Republican Patriot Police Protect Bush from Critics
   by Gene Lyons

 First, the Patriot Police came for the Dixie Chicks, and I said nothing because I'm fed up
 with the predigested mush that passes for country music these days. I wouldn't include the
 Chicks in that category, but flag-waving deejays and war-loving singers in cowboy hats
 strike me as an enormous bore.

 At a Texas rodeo recently, somebody remained seated when the loudspeaker played
 Lee Greenwood's cornball ballad "Proud to Be an American." The man said he didn't
 have to stand for no damn country song, and fisticuffs ensued.

 So Dixie Chicks lead singer Natalie Maines ought to have known she was asking for
 trouble by telling a London audience, "Just so you know, we're ashamed the president
 of the United States is from Texas." After all, she grew up in Lubbock. Even after a
 carefully-orchestrated uproar broke out--radio stations dropped the Chicks from their
 playlist and held CD-smashing rallies after an e-mail and telephone campaign reportedly
 originating with the Republican National Committee--Maines briefly hung in there.
"One of the privileges of being an American," she said "is you are free to voice your own point of view."

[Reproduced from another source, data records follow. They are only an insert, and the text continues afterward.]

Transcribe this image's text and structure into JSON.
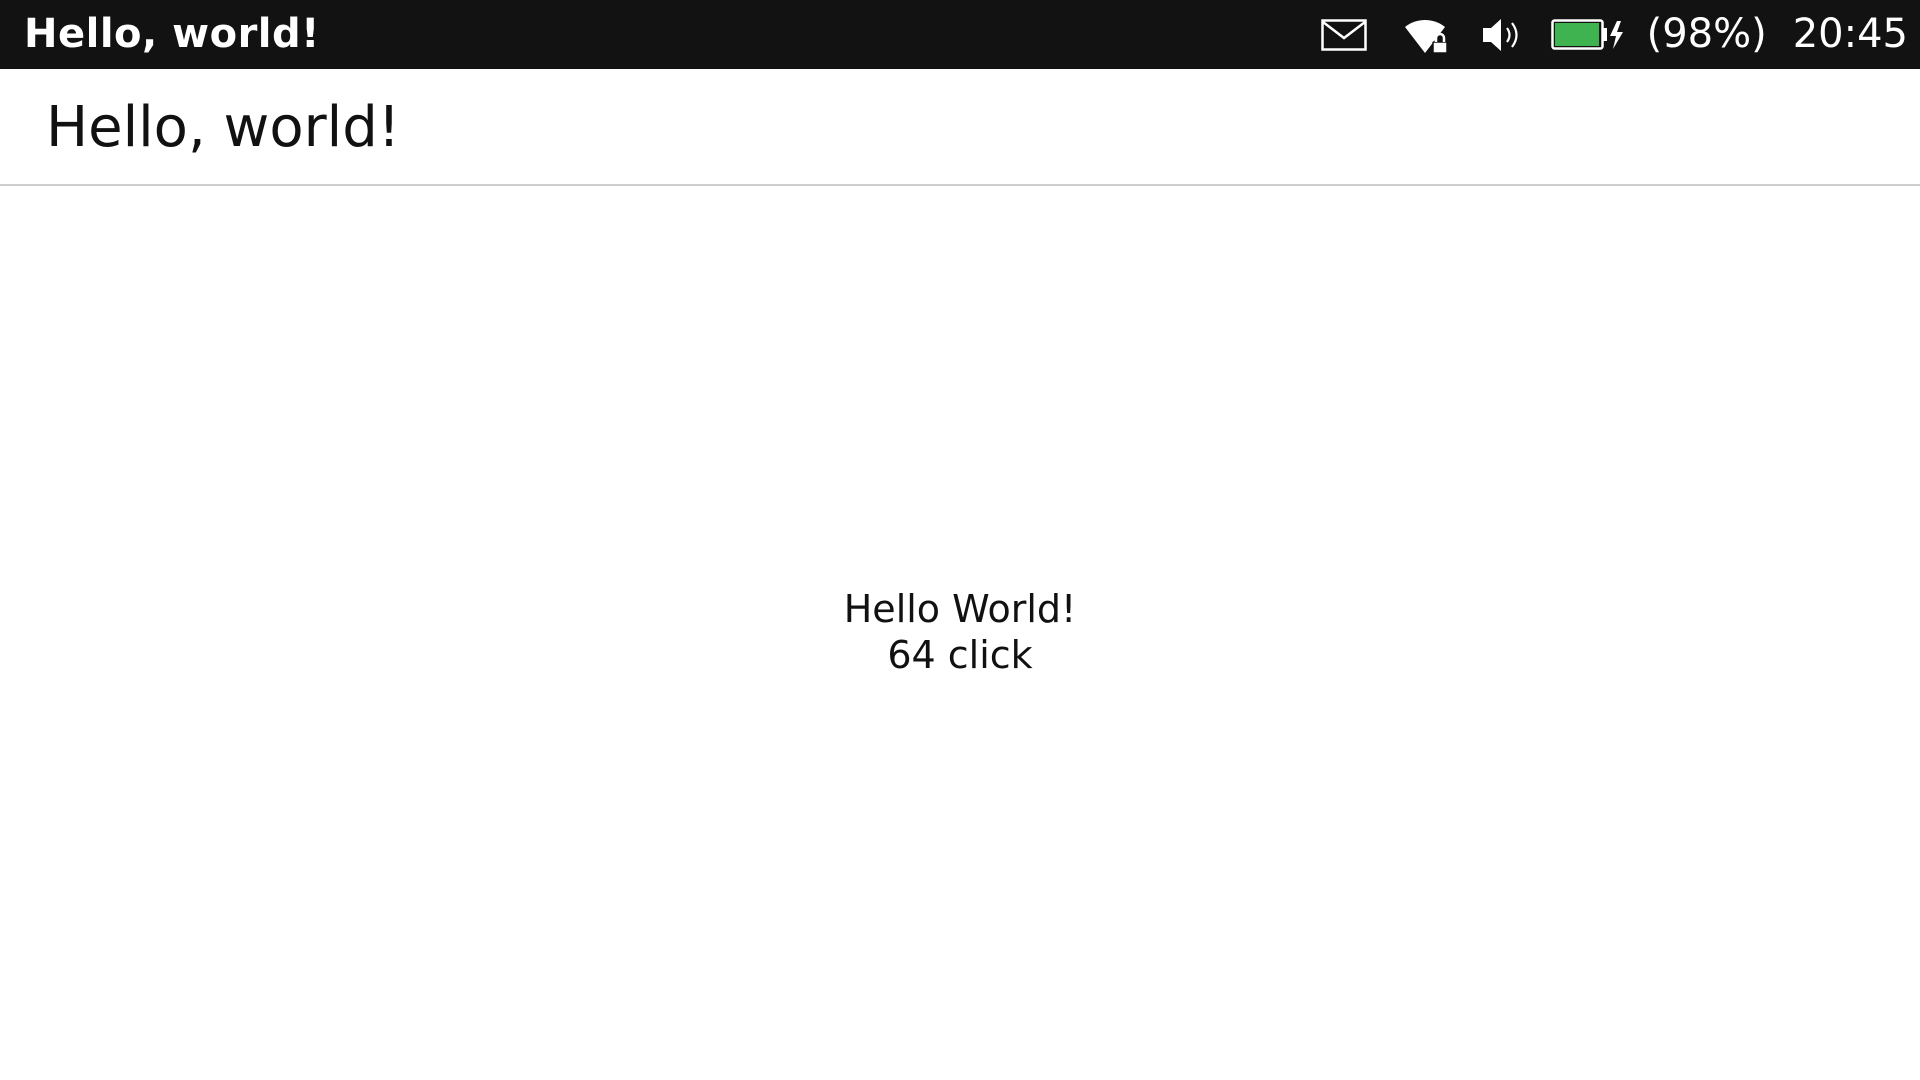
{
  "status_bar": {
    "app_title": "Hello, world!",
    "indicators": {
      "mail_icon": "mail-icon",
      "wifi_icon": "wifi-locked-icon",
      "sound_icon": "volume-icon",
      "battery_icon": "battery-charging-icon",
      "battery_level": 0.98,
      "battery_text": "(98%)",
      "clock": "20:45"
    },
    "colors": {
      "background": "#121212",
      "battery_fill": "#3eb34f"
    }
  },
  "header": {
    "title": "Hello, world!"
  },
  "main": {
    "greeting": "Hello World!",
    "click_count": "64 click"
  }
}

 Not if you want your songs on the radio, sweetheart. With the music business, like the
 news business, increasingly dominated by huge corporations such as Clear Channel
 Communications, the San Antonio giant that owns 1200 stations, uses its muscle to
 manage and promote concert tours, stages pro-war rallies, and has direct political ties
 to President Junior, artists exercise those rights at their peril. Within days, the Chicks
 were back in harness.

"As a concerned American citizen," Maines said "I apologize to President Bush because
 my remark was disrespectful. I feel that whoever holds that office should be treated
 with the utmost respect."

 The satirical website finished the statement for her.
"I'm just a young girl who grew up in Texas," they wrote. "As far back as I can remember,
 I heard people say they were ashamed of President Clinton. I saw bumper stickers
 calling him everything from a pothead to a murderer. I heard people on the radio and TV
 ...bad mouthing the President and ridiculing his wife and daughter at every opportunity.
 I heard LOTS of people disrespecting the President. So I guess I just assumed it was
 acceptable behavior."

 Next the Patriot Police came for a CBS TV producer who spoke too frankly about his
 forthcoming miniseries "Hitler: The Rise of Evil," and I didn't say anything because hyperbolic
 analogies to Hitler are a dime a dozen. People making them deserve to lose the argument.
 According to the Washington post, Ed Gernon told TV Guide that "fear fueled both the
 Bush administration's adoption of a preemptive-strike policy and the public's acceptance of it....
 Gernon said a similar fearfulness in a devastated post-World War I Germany was 'absolutely'
 behind that nation's acceptance of Hitler's extremism."

 Both TV Guide and the New York Post, which made a big issue of Gernon's remark, are
 owned by right-wing Australian magnate Rupert Murdoch. CBS abruptly fired the veteran
 producer before too loud a clamor arose.

 Next the Patriot Police came after actors Susan Sarandon and Tim Robbins, and I was
 tempted to keep quiet because Sarandon inexplicably sets my teeth on edge. Her presence
 almost ruined Bull Durham for me, an otherwise near-perfect baseball movie. Baseball Hall
 of Fame president Dale Petroskey launched a pre-emptive strike on free speech because he
 feared what the outspoken couple might say at a scheduled 15th anniversary celebration of
 the popular film at Cooperstown later this month. Instead, Petroskey cancelled the event.

 A one-time press flack for President Reagan and Sen. Elizabeth Dole (R-NC), Petroskey
 informed Robbins that criticizing Junior was tantamount to treason. "We believe your very
 public criticism of President Bush at this important--and sensitive--time in our nation's history
 helps undermine the U.S. position, which ultimately could put our troops in even more danger.
 As an institution, we stand behind our president and our troops in this conflict."

 Robbins responded with appropriate anger. "To suggest that my criticism of the President put
 the troops in danger is absurd," he wrote in an open letter to Petroskey. "I had been unaware,
 that baseball is a Republican sport....You invoke patriotism and use words like freedom in an
 attempt to intimidate and bully. In doing so, you dishonor the words patriotism and freedom
 and dishonor the men and women who have fought wars to keep this nation a place where one
 can freely express their opinion without fear of reprisal or punishment."

 Like most serious fans, Robbins regards baseball as an oasis beyond politics, and said he'd had
 no intention of dragging Bush into it.  Alas, to the GOP Patriot Police, there's no such thing.
 Major League Baseball quickly disassociated itself from Petroskey's action. Former Texas Rangers
"owner" George W. Bush should too, unless the right to criticize him isn't  among the freedoms he values.